Our busy stretch began with the Nevada Chamber Music Festival at the end of December. While it is a logistical challenge to make the Festival happen, the music that results always make the effort worthwhile. And by all accounts, this Festival even topped the first two in musical thrills. Everyone will have his or her favorite performances, but I’ll put forward the three that moved me the most:
(1) Martin Chalifour and Meng-Chieh Liu performing Beethoven’s “Kreutzer” Sonata – an overwhelming, virtuosic performance of a richly diverse sonata.
(2) Elgar’s Piano Quintet, featuring Chalifour and Liu along with Ruth Lenz, Theodore Kuchar and Desmond Hoebig – one of the rare opportunities to hear (live or on recording) this late masterwork by one of the greatest of British composers.
(3) James Buswell and James Winn performing Shostakovich’s Violin Sonata – intense and moving music, stunningly performed, and greatly illuminated by Buswell’s very interesting pre-performance comments.
Festival attendance was up over the first two years, we got very favorable comments about our new venue, South Reno United Methodist Church, and it looks like we will at least break even financially. And although it’s still eleven months away, we’re already having conversations about the 2007 Festival.
The RCO’s official photographer, Stuart Murtland, also served as our stage manager during the Festival; you often saw him on stage moving chairs, music stands, pianos, and other furniture around. But in those moments when he wasn’t moving stuff or trying to track down missing musicians, he had time to take a few photos. Here are a few highlights:
A rehearsal at South Reno United Methodist Church
Martin Chalifour and Meng-Chieh Liu perform Beethoven's "Kreutzer" Sonata
Ellen dePasquale, Alena Ondrisikova, Desmond Hoebig and Derek Han play Schumann's Piano Quartet
Narrator John Tyson and the ensemble after their performance of "Carnival of the Animals"

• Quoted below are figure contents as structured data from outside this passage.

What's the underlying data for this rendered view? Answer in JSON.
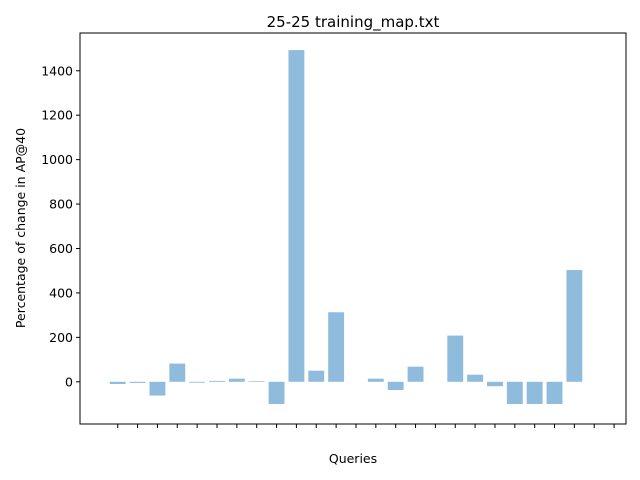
{
  "chart_data": {
    "type": "bar",
    "title": "25-25 training_map.txt",
    "xlabel": "Queries",
    "ylabel": "Percentage of change in AP@40",
    "ylim": [
      -190,
      1570
    ],
    "yticks": [
      0,
      200,
      400,
      600,
      800,
      1000,
      1200,
      1400
    ],
    "xlim": [
      -1.9,
      25.6
    ],
    "categories": [
      "",
      "",
      "",
      "",
      "",
      "",
      "",
      "",
      "",
      "",
      "",
      "",
      "",
      "",
      "",
      "",
      "",
      "",
      "",
      "",
      "",
      "",
      "",
      "",
      "",
      ""
    ],
    "values": [
      -10,
      -5,
      -62,
      82,
      -4,
      4,
      14,
      3,
      -100,
      1493,
      50,
      313,
      0,
      14,
      -37,
      68,
      0,
      208,
      32,
      -20,
      -100,
      -100,
      -100,
      503,
      0,
      0
    ],
    "bar_color": "#8fbcdc",
    "grid": false,
    "legend": "none"
  }
}
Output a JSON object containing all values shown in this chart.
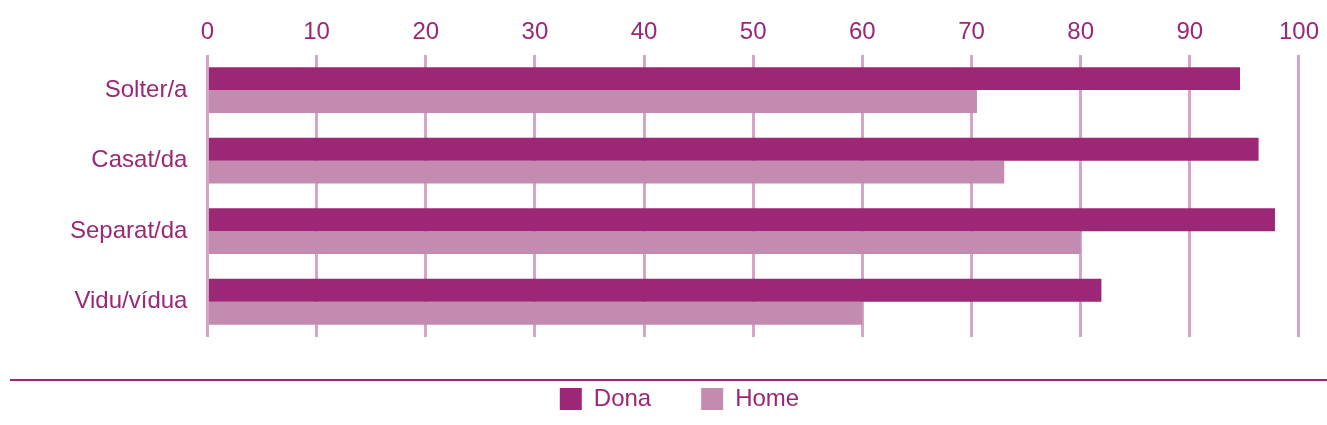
{
  "chart_data": {
    "type": "bar",
    "orientation": "horizontal",
    "categories": [
      "Solter/a",
      "Casat/da",
      "Separat/da",
      "Vidu/vídua"
    ],
    "series": [
      {
        "name": "Home",
        "color": "#c48bb0",
        "values": [
          70.5,
          73,
          80,
          60
        ]
      },
      {
        "name": "Dona",
        "color": "#9b2776",
        "values": [
          94.6,
          96.3,
          97.8,
          81.9
        ]
      }
    ],
    "xlim": [
      0,
      100
    ],
    "xticks": [
      0,
      10,
      20,
      30,
      40,
      50,
      60,
      70,
      80,
      90,
      100
    ],
    "grid": "x",
    "legend": "bottom"
  }
}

James Buswell and James Winn perform Shostakovich's Violin Sonata
The NCMF musicians gather 'round to marvel at the piano eight-hands piece that concluded the Festival on New Year's Eve
The week after the Festival, we held the twentieth annual College Concerto Competition. Thirteen wonderful young musicians took part, and there was general consensus that, overall, this was the strongest field of competitors we’ve had in many years. Our first prize winner was pianist Jiyang Chen, a former student of James Winn who is now attending the Eastman School of Music. On March 10 and 11 he’ll return to Reno to perform the Piano Concerto No. 2 by Johannes Brahms, the work with which he won the Competition, with Maestro Kuchar and the Orchestra. That same concert will feature William Barton, the great master of the Australian didgeridoo, in World and American premiere performances. Demand for tickets for these concerts is likely to be high, so get yours soon at (775) 348-9413.

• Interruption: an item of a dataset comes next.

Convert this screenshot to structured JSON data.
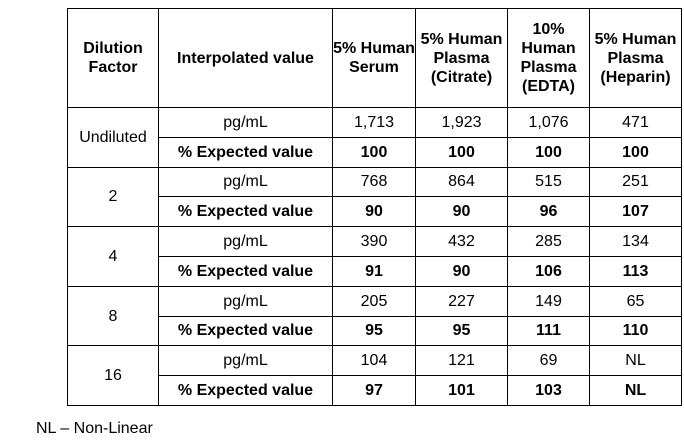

After the Competition, we had a week or so to prepare for the RCO’s January 20 and 21 concerts. Possibly our best attended concerts of the season to date, the performances featured the masterful cellist Alexander Ivashkin in the Cello Concerto No. 2 by Shostakovich, another of the composer’s late, bleak, but intensely moving and colorful works. The concerts opened with a lovely sonata by the early Baroque composer Giovanni Legrenzi, and concluded with Beethoven’s extraverted Symphony No. 8. We were all very happy with how the concerts went, and we got a rather glowing review from Jack Neal as well.
So now we have a few weeks to get geared up for the March performances. After I take a few days off to try to gather up the remains of my sanity, I will be starting to prepare the March concert program, as well as writing some foundation grant proposals for the 2007-2008 season, details of which we’re hoping to announce at the March concerts.
Scott Faulkner and I have committed ourselves to keeping this blog constantly active and updated, so look forward to more regular updates. And thanks for reading!